Manuela Ferreira Leite considerou, esta quarta-feira no seu espaço de comentário semanal na TVI24, que a eutanásia é um tema "muito transversal e complexo" para ser aprovado ou reprovado pelo poder legislativo da Assembleia da República. Ou seja, na ótica da comentadora qualquer decisão sobre a eutanásia, uma vez que esta mexe com os fundamentos de uma sociedade, deveria passar, obrigatoriamente, por um referendo. 

Acho difícil que não passe pela opinião uma coisa que diz respeito à sociedade inteira e que tem muito a ver com a consciência das pessoas".

Não concorda que a o tema da eutanásia se afunile e seja decidido somente no Parlamento, uma vez que os 230 deputados não podem representar os 11 milhões de cidadãos que existem em Portugal. 

O sobressalto cívico de que fala Pedro Passos Coelho e o pedido de referendo tem muito a ver com o facto de ser difícil que um tema desta natureza, que é tão pessoal e que tem tanto a ver com as pessoas e com a sociedade, possa ser resolvido por 180 e tal pessoas [número de deputados do PS e PSD que têm liberdade de voto] que estão na Assembleia. (...) É a consciência de 180 pessoas perante a consciência de vários milhões que tem o país".

Ferreira Leite admitiu não compreender o porquê deste tema, que foi chumbado há cinco meses no Parlamento, ter surgido agora de repente, assim como não compreende a pressa para a sua discussão e votação. Nesse sentido, disse que só existe uma hipótese: António Costa ter utilizado a eutanásia como "moeda de troca" pela abstenção do Bloco de Esquerda no Orçamento do Estado para 2020 e, assim, este ser aprovado.

A minha perceção é que este tema está envolvido na negociação do Orçamento. Só assim se explica esta pressa" e acrescenta "isto tem sido uma bandeira do Bloco de Esquerda e, portanto, tenho a perceção, e vou pedir desculpa ao Doutor António Costa se a minha perceção não corresponder à realidade, mas eu diria que isto só se justifica por algum acordo que fez que tem de ser cumprido. E, portanto, em troca dá-me a tua abstenção do Orçamento que eu dou-te a eutanásia, do estilo IVA das touradas." 

A ser verdade, considerou que colocar o tema da eutanásia como "moeda de troca" para manter a aprovação do Orçamento "é algo absolutamente inaceitável do ponto de vista ético e do ponto de vista da sociedade".

Isto é uma mancha no percurso político de António Costa, porque nem tudo é aceitável, nem tudo é suscetível de ser trocado, nem tudo tem preço". 

Manuela Ferreira Leite chamou ainda a atenção para o facto de o Partido Socialista não ter a questão da eutanásia no programa de Governo, mas, no entanto, ter-se apresentado na Assembleia da República com um projeto de lei. 

Voltando ao tema dos deputados, disse que o Parlamento está convencido que por terem mudado os deputados, as opiniões que lá prevalecem possam, eventualmente, também ter mudado. Confessou que a "incomoda bastante" que um conjunto de pessoas pense que uma questão tão complexa como esta possa ser resolvida, precisamente, por esse grupo de pessoas.

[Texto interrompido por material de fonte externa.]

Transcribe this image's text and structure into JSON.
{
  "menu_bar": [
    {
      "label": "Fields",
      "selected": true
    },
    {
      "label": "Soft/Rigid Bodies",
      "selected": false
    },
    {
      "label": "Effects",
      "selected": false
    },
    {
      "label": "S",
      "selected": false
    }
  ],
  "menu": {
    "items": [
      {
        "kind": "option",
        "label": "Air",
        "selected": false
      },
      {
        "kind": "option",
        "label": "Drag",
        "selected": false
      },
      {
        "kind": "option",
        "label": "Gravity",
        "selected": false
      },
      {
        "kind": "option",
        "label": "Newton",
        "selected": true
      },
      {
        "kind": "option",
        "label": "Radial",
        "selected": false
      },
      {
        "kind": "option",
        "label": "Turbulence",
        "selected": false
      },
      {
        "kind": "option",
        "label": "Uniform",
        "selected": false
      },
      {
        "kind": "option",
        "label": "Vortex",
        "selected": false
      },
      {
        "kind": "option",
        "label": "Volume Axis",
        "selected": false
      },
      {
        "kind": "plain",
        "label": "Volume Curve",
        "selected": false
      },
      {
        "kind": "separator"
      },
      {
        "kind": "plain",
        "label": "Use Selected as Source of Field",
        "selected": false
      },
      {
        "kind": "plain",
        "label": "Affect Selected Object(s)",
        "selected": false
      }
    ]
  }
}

Na perspetiva da social-democrata, o tema prioritário neste momento deveria ser os problemas que existem no Serviço Nacional de Saúde "que necessita de meios e de recursos para poder funcionar"

Tendo nós um Serviço que não funciona e uma data de serviços que são necessários funcionar para conseguir preencher e responder às necessidades que há caso exista a possibilidade da eutanásia" e acrescenta "acho que é um sinismo sem dimensão defender uma coisa para a qual sei que não existe aquela resposta que previamente necessária ter".  

 

Se não há médicos para atender crianças num final de dia, ou durante a noite, nos serviços pediátricos, como é que há meios para ter psicólogos, psiquiatras e mais conferências de várias naturezas para poder responder a este problema?", questionou. 

A manter-se tudo como está, a despenalização da eutanásia deverá ser aprovada na próxima quinta-feira no Parlamento, com os votos de uma grande parte da bancada do PS, do Bloco de Esquerda, do PAN, dos Verdes e da Iniciativa Liberal.